Сережа смотрит на нее с отчаянием и переводит взгляд на меня: как же теперь? Ты же обещал!

— Тома, возьми тогда три билета, — говорю я, делая вид, что ничего особенного не случилось, только голос сел, стал сиплым. Сережа повеселел, но восторга уже не выказывает.

— Как же ты думаешь ехать в цирк, ты же еле ходишь? — чтобы как-то оправдать свой отказ, говорит Дина. Но прозвучало это не как забота, а как «сидел бы уж, не рыпался».

— Туда доеду, хватит сил. А обратно — как придется, — отвечаю сухо, давая понять, что отговаривать меня бесполезно Смотрю Дине в глаза и продолжаю старательно, внятно: — Я хочу еще раз сводить его в цирк.

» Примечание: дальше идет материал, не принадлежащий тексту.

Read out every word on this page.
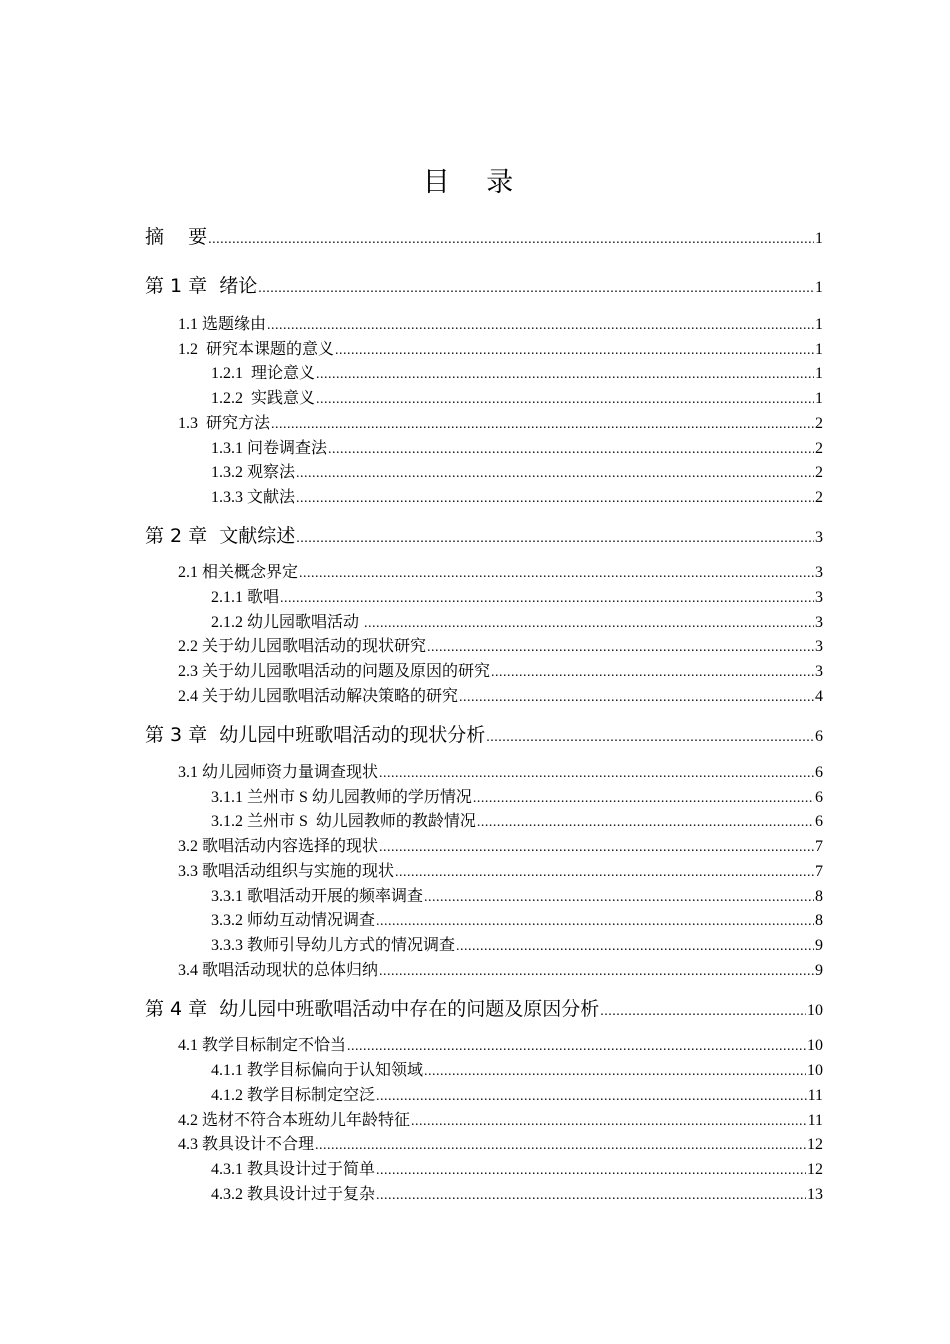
目 录
摘    要 .....	1
第 1 章  绪论 .....	1
1.1 选题缘由 .....	1
1.2  研究本课题的意义 .....	1
1.2.1  理论意义 .....	1
1.2.2  实践意义 .....	1
1.3  研究方法 .....	2
1.3.1 问卷调查法 .....	2
1.3.2 观察法 .....	2
1.3.3 文献法 .....	2
第 2 章  文献综述 .....	3
2.1 相关概念界定 .....	3
2.1.1 歌唱 .....	3
2.1.2 幼儿园歌唱活动 .....	3
2.2 关于幼儿园歌唱活动的现状研究 .....	3
2.3 关于幼儿园歌唱活动的问题及原因的研究 .....	3
2.4 关于幼儿园歌唱活动解决策略的研究 .....	4
第 3 章  幼儿园中班歌唱活动的现状分析 .....	6
3.1 幼儿园师资力量调查现状 .....	6
3.1.1 兰州市 S 幼儿园教师的学历情况 .....	6
3.1.2 兰州市 S  幼儿园教师的教龄情况 .....	6
3.2 歌唱活动内容选择的现状 .....	7
3.3 歌唱活动组织与实施的现状 .....	7
3.3.1 歌唱活动开展的频率调查 .....	8
3.3.2 师幼互动情况调查 .....	8
3.3.3 教师引导幼儿方式的情况调查 .....	9
3.4 歌唱活动现状的总体归纳 .....	9
第 4 章  幼儿园中班歌唱活动中存在的问题及原因分析 .....	10
4.1 教学目标制定不恰当 .....	10
4.1.1 教学目标偏向于认知领域 .....	10
4.1.2 教学目标制定空泛 .....	11
4.2 选材不符合本班幼儿年龄特征 .....	11
4.3 教具设计不合理 .....	12
4.3.1 教具设计过于简单 .....	12
4.3.2 教具设计过于复杂 .....	13
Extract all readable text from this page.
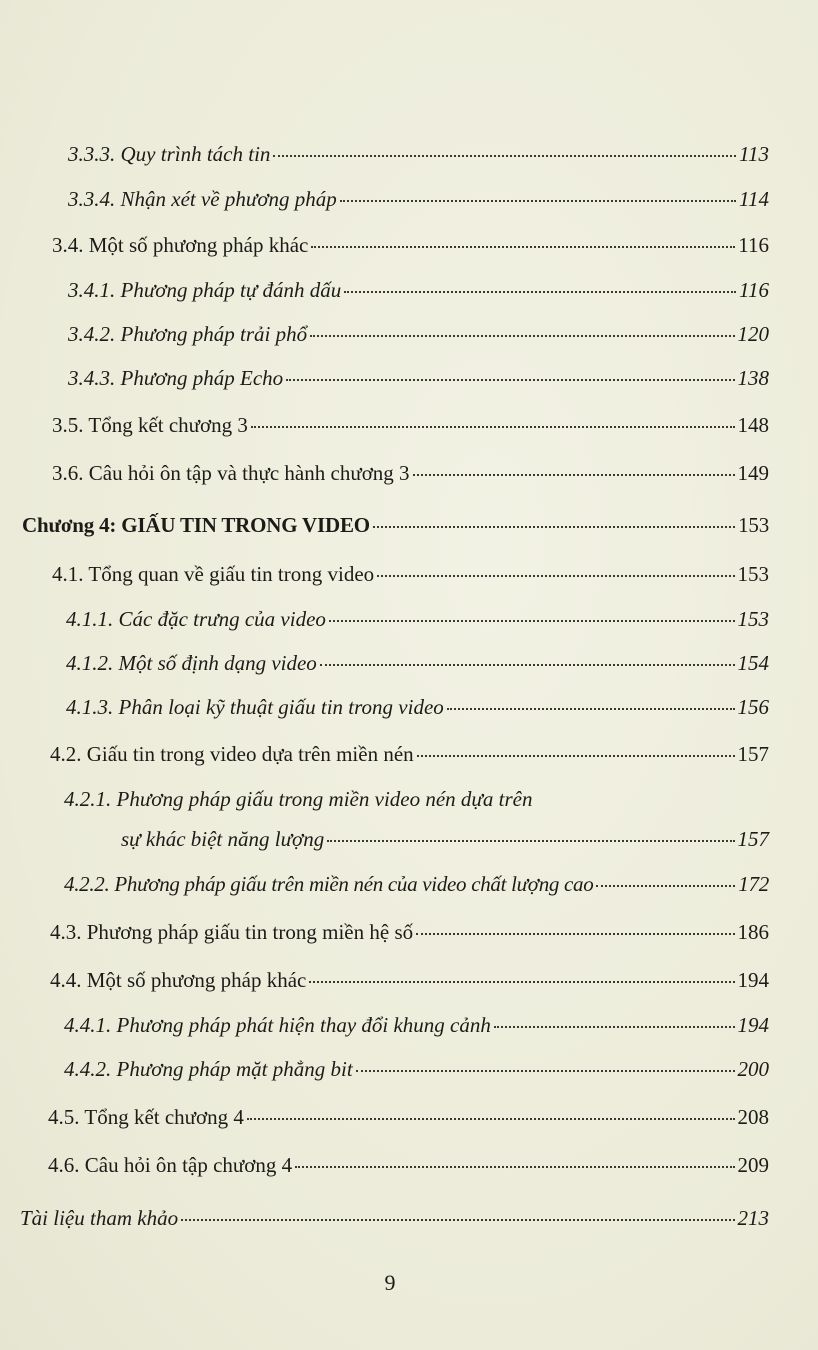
3.3.3. Quy trình tách tin	113
3.3.4. Nhận xét về phương pháp	114
3.4. Một số phương pháp khác	116
3.4.1. Phương pháp tự đánh dấu	116
3.4.2. Phương pháp trải phổ	120
3.4.3. Phương pháp Echo	138
3.5. Tổng kết chương 3	148
3.6. Câu hỏi ôn tập và thực hành chương 3	149
Chương 4: GIẤU TIN TRONG VIDEO	153
4.1. Tổng quan về giấu tin trong video	153
4.1.1. Các đặc trưng của video	153
4.1.2. Một số định dạng video	154
4.1.3. Phân loại kỹ thuật giấu tin trong video	156
4.2. Giấu tin trong video dựa trên miền nén	157
4.2.1. Phương pháp giấu trong miền video nén dựa trên
sự khác biệt năng lượng	157
4.2.2. Phương pháp giấu trên miền nén của video chất lượng cao	172
4.3. Phương pháp giấu tin trong miền hệ số	186
4.4. Một số phương pháp khác	194
4.4.1. Phương pháp phát hiện thay đổi khung cảnh	194
4.4.2. Phương pháp mặt phẳng bit	200
4.5. Tổng kết chương 4	208
4.6. Câu hỏi ôn tập chương 4	209
Tài liệu tham khảo	213
9
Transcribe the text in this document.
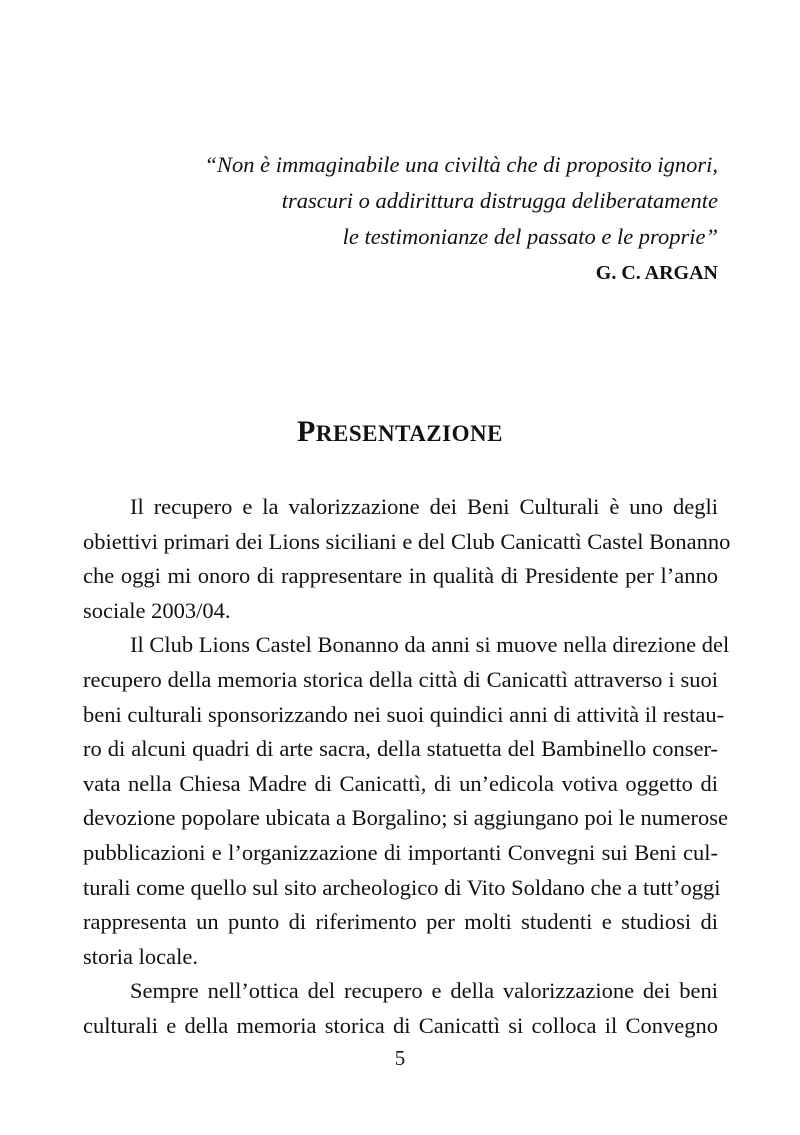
“Non è immaginabile una civiltà che di proposito ignori,
trascuri o addirittura distrugga deliberatamente
le testimonianze del passato e le proprie”
G. C. ARGAN
PRESENTAZIONE
Il recupero e la valorizzazione dei Beni Culturali è uno degli
obiettivi primari dei Lions siciliani e del Club Canicattì Castel Bonanno
che oggi mi onoro di rappresentare in qualità di Presidente per l’anno
sociale 2003/04.
Il Club Lions Castel Bonanno da anni si muove nella direzione del
recupero della memoria storica della città di Canicattì attraverso i suoi
beni culturali sponsorizzando nei suoi quindici anni di attività il restau-
ro di alcuni quadri di arte sacra, della statuetta del Bambinello conser-
vata nella Chiesa Madre di Canicattì, di un’edicola votiva oggetto di
devozione popolare ubicata a Borgalino; si aggiungano poi le numerose
pubblicazioni e l’organizzazione di importanti Convegni sui Beni cul-
turali come quello sul sito archeologico di Vito Soldano che a tutt’oggi
rappresenta un punto di riferimento per molti studenti e studiosi di
storia locale.
Sempre nell’ottica del recupero e della valorizzazione dei beni
culturali e della memoria storica di Canicattì si colloca il Convegno
5
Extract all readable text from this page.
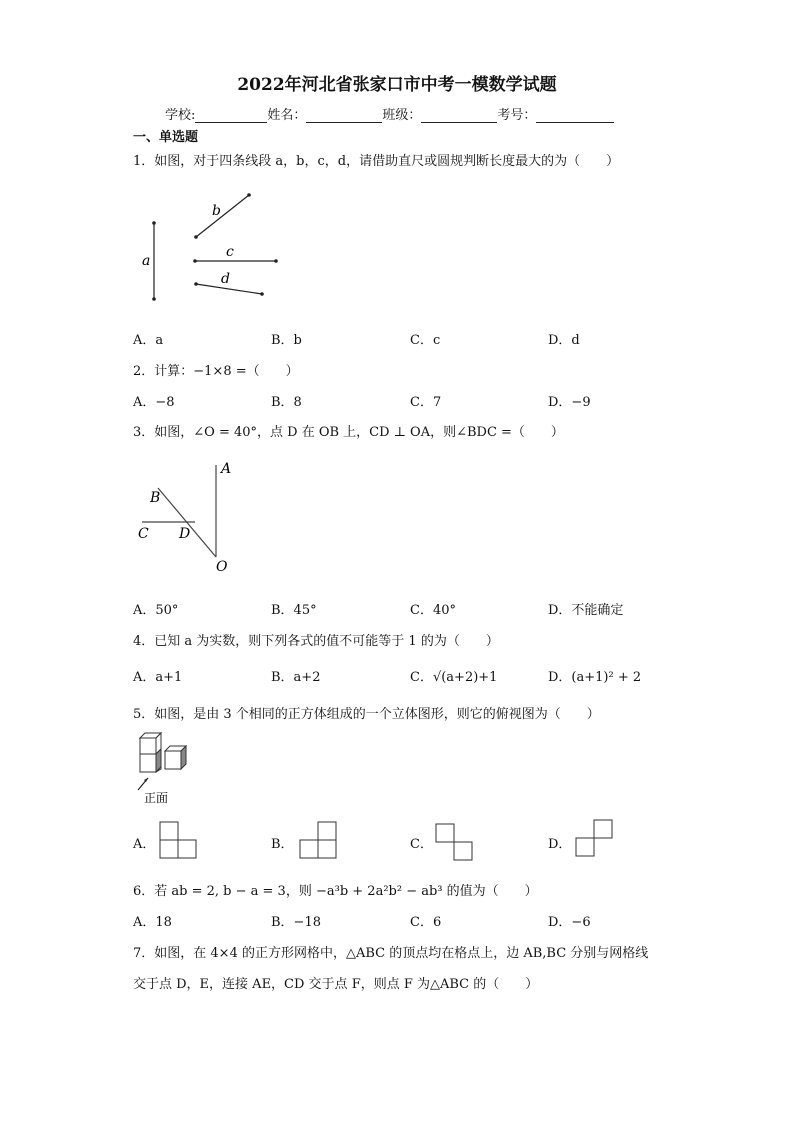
2022年河北省张家口市中考一模数学试题
学校:	姓名：	班级：	考号：
一、单选题
1．如图，对于四条线段 a，b，c，d，请借助直尺或圆规判断长度最大的为（　　）
a
b
c
d
A．a	B．b	C．c	D．d
2．计算：−1×8 =（　　）
A．−8	B．8	C．7	D．−9
3．如图，∠O = 40°，点 D 在 OB 上，CD ⊥ OA，则∠BDC =（　　）
A
B
C D
O
A．50°	B．45°	C．40°	D．不能确定
4．已知 a 为实数，则下列各式的值不可能等于 1 的为（　　）
A．a+1	B．a+2	C．√(a+2)+1	D．(a+1)² + 2
5．如图，是由 3 个相同的正方体组成的一个立体图形，则它的俯视图为（　　）
正面
A．	B．	C．	D．
6．若 ab = 2, b − a = 3，则 −a³b + 2a²b² − ab³ 的值为（　　）
A．18	B．−18	C．6	D．−6
7．如图，在 4×4 的正方形网格中，△ABC 的顶点均在格点上，边 AB,BC 分别与网格线
交于点 D，E，连接 AE，CD 交于点 F，则点 F 为△ABC 的（　　）
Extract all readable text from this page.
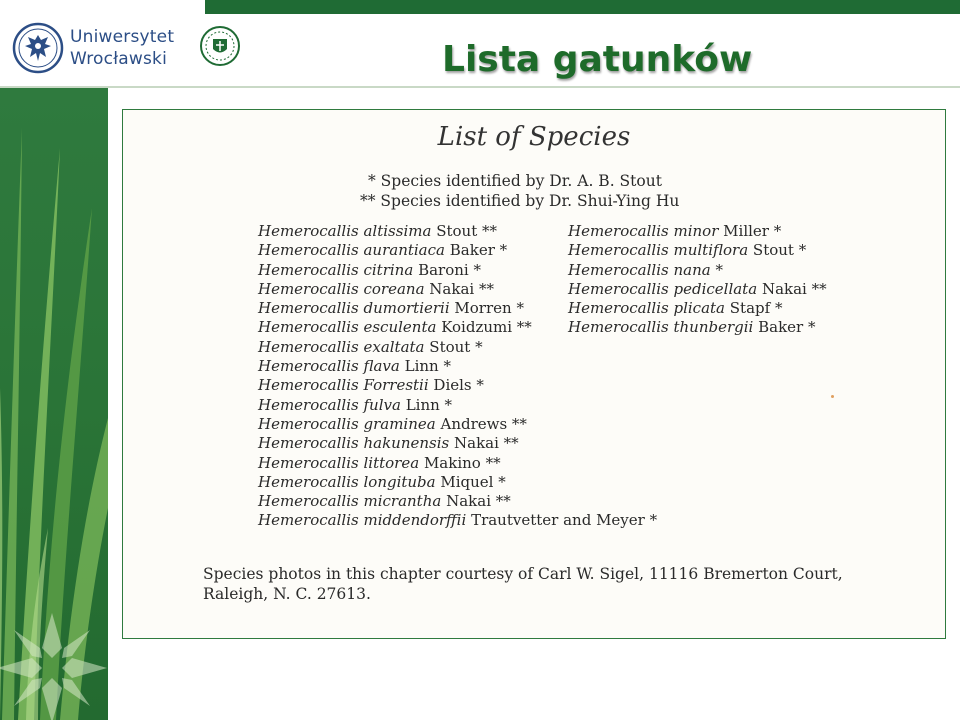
Uniwersytet
Wrocławski	Lista gatunków
List of Species
* Species identified by Dr. A. B. Stout
** Species identified by Dr. Shui-Ying Hu
Hemerocallis altissima Stout **
Hemerocallis aurantiaca Baker *
Hemerocallis citrina Baroni *
Hemerocallis coreana Nakai **
Hemerocallis dumortierii Morren *
Hemerocallis esculenta Koidzumi **
Hemerocallis exaltata Stout *
Hemerocallis flava Linn *
Hemerocallis Forrestii Diels *
Hemerocallis fulva Linn *
Hemerocallis graminea Andrews **
Hemerocallis hakunensis Nakai **
Hemerocallis littorea Makino **
Hemerocallis longituba Miquel *
Hemerocallis micrantha Nakai **
Hemerocallis middendorffii Trautvetter and Meyer *
Hemerocallis minor Miller *
Hemerocallis multiflora Stout *
Hemerocallis nana *
Hemerocallis pedicellata Nakai **
Hemerocallis plicata Stapf *
Hemerocallis thunbergii Baker *

Species photos in this chapter courtesy of Carl W. Sigel, 11116 Bremerton Court, Raleigh, N. C. 27613.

Однажды Нина-Люкс спросила, умею ли я хоть сердитым быть. А если бы она увидела меня теперь, то впору было бы спросить, умею ли я быть веселым, умею ли хоть улыбаться. Я бываю самим собой, лишь когда остаюсь один или бываю с Сергеем, а с приходом всегда раздраженной Дины все в доме словно покрывается изморозью: слова выдавливаются редко и неохотно, точно каждый боится тратить лишнее тепло, губы деревенеют. Даже свободных движений делать избегаем, чтобы холод в душу не пробрался, все ходят нахохлившись. Тепло для сердца дают воспоминания. Не будь у меня воспоминаний и сына, где бы силы брал я, чтобы бороться?.. Опять мне снится по ночам застава, пограничное училище, Ваня Истомин… Часто снится один и тот же сон. Застава поднята по тревоге, пограничники на галопе уносятся в темень, а я после перенесенных операций никак не могу сесть на коня. Подходит Ваня, кладет руку мне на плечо: «Макар, будь здесь, все равно на заставе кто-то должен оставаться». И я вынужден остаться.

4

Сережа пригласил меня с Диной на елку. Дина пойти не может: ей на работу. А я решил как-нибудь добраться. Кто знает, может, никогда больше не придется увидеть Сережку на елке.

В зале уже много родителей. Их рассаживают на детских стульчиках. Вижу на стенах свои рисунки: Волк с палкой, Медведь в шубе, Заяц в рубашке горошком и штанишках — герои из «Колобка». Это Сергей похвастался, что папа умеет рисовать, вот и пришлось поработать.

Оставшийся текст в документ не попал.